ESPETÁCULO INÉDITO MARCA OS DEZ ANOS DA CIA BARCA DOS CORAÇÕES PARTIDOS
Com texto e direção de Vinicius Calderoni e direção musical de Alfredo Del-Penho e Beto Lemos, musical estreia no Rio de Janeiro

Destruído por um incêndio de grandes proporções em setembro de 2018, ano de seu bicentenário, o Museu Nacional, no Rio de Janeiro, perdeu grande parte do seu impressionante acervo de cerca de 20 milhões de itens. A tragédia – em todo o seu valor real e simbólico –, foi o ponto de partida para a criação do espetáculo inédito, com texto e músicas originais, Museu Nacional [todas as vozes do fogo], escrito e dirigido por Vinicius Calderoni e com direção musical de Alfredo Del-Penho e Beto Lemos.

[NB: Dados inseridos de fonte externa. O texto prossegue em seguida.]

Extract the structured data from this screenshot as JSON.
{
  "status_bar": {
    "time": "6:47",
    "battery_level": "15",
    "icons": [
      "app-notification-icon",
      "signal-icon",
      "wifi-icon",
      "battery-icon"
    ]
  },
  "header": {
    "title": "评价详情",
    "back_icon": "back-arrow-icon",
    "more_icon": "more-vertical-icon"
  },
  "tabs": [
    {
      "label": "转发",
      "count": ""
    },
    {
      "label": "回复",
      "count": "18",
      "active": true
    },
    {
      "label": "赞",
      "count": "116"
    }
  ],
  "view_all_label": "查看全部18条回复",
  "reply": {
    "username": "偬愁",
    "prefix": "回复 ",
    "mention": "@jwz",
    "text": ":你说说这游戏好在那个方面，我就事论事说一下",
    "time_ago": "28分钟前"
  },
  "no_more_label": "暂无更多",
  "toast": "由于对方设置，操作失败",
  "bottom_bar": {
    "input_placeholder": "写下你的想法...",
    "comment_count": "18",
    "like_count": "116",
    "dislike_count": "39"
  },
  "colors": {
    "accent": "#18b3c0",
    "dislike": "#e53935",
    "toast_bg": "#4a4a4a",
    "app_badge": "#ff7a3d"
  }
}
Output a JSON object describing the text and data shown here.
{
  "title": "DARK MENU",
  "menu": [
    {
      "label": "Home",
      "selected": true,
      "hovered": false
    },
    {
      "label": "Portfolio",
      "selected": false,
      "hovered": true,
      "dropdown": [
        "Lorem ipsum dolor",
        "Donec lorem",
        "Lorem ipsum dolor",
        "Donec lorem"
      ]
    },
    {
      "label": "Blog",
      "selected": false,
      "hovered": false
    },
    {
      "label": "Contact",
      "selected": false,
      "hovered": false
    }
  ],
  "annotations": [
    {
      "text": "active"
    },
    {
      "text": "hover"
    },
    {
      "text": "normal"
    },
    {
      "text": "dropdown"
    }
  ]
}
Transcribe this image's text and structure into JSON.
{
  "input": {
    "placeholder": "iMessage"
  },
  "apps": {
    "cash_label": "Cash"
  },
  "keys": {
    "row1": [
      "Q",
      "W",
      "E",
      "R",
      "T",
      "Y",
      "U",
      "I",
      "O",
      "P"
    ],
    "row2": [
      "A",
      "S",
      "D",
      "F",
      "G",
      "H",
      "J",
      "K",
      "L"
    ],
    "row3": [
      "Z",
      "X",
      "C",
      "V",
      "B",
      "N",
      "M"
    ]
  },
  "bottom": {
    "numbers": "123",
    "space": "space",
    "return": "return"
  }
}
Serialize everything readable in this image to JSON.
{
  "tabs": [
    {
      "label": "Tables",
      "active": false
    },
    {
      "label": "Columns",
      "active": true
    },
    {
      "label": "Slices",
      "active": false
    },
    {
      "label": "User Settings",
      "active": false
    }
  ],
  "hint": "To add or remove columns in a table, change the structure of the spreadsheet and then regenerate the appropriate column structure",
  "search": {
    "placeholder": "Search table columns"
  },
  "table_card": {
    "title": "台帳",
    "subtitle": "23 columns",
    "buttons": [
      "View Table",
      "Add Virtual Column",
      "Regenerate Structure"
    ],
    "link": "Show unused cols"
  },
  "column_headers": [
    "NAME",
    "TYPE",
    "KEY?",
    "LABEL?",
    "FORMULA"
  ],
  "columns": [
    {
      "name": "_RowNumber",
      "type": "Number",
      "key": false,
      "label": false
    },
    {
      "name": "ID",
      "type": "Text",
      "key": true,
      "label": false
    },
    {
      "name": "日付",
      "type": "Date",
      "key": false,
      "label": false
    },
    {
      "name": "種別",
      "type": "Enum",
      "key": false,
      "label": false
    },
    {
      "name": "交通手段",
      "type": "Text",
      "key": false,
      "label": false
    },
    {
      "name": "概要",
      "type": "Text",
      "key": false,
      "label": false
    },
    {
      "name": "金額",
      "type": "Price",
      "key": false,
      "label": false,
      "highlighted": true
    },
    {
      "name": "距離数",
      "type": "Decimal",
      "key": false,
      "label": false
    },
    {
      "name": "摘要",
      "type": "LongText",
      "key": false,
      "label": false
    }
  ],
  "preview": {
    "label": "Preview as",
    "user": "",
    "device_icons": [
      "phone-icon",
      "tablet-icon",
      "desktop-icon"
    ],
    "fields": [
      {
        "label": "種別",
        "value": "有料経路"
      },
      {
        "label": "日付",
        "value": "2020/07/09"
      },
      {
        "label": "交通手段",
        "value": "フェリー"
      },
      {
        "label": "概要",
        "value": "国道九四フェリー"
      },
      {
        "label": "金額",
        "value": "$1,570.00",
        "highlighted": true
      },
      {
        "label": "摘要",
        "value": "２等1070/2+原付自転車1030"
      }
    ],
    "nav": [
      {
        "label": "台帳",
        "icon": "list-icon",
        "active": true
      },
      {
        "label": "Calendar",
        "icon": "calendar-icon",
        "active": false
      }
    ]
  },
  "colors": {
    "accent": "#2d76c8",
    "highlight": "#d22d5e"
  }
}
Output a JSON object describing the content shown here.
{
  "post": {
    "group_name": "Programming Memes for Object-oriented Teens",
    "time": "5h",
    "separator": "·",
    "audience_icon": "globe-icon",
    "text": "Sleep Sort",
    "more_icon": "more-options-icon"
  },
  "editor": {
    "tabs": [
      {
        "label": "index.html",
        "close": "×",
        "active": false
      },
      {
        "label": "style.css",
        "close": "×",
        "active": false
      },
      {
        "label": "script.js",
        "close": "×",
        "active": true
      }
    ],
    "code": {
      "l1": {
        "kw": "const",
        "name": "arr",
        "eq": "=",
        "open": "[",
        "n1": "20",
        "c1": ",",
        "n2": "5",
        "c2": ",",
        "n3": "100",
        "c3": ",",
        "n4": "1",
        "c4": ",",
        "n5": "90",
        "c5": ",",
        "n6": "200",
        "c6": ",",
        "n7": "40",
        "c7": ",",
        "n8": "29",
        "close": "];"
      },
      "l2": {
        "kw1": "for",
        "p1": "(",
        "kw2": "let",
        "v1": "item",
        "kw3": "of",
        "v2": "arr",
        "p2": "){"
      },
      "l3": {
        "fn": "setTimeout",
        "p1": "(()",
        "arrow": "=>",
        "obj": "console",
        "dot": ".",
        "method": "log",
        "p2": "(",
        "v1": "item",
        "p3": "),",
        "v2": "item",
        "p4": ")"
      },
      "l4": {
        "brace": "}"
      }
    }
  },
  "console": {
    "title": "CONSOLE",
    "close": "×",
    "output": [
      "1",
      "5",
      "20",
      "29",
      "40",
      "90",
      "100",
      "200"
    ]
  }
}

Depois de uma bem-sucedida temporada no Sesc Vila Mariana, em São Paulo, em outubro passado, o musical estreia no Rio de Janeiro em 30 de março, no Teatro Riachuelo, com o patrocínio master do Instituto Cultural Vale e patrocínio da Eletrobras Furnas, através da Lei Federal de Incentivo à Cultura. O espetáculo marca também os dez anos da Cia Barca dos Corações Partidos e os 30 anos da Sarau Cultura Brasileira, parceira do grupo em toda a sua trajetória, dirigida pela produtora artística Andréa Alves.

“Entendo esse espetáculo como a conclusão de uma trilogia não planejada com a Sarau. Escrevi Elza, a história de uma pessoa; depois escrevi e dirigi Sísifo, a recriação livre de um mito, e agora, em Museu Nacional [todos as vozes do fogo], falo sobre a história de um lugar, que representa a fundação de um país e abrigou uma série de eventos históricos: foi a casa do Império; onde Leopoldina assinou a declaração de independência do Brasil; onde foi assinada a primeira Constituição do país; onde se deu o início da República; e originalmente foi a casa de um mercador de escravizados. E ao mesmo tempo é esse lugar que passou a reunir um patrimônio gigantesco, que encerra todas essas contradições. Por isso o incêndio, de uma certa maneira, é o fim de uma ideia de Brasil. Tem essa carga simbólica”, analisa Vinicius Calderoni.

“Todas as Vozes do Fogo é um estudo de como um país cultiva, armazena e conserva sua memória – e todas as suas implicações simbólicas e concretas. É um mergulho imaginativo e lírico em múltiplas camadas de passado para pensar de maneira urgente nosso presente imediato e o futuro que estamos construindo”, resume Andréa Alves, diretora de produção e idealizadora do espetáculo.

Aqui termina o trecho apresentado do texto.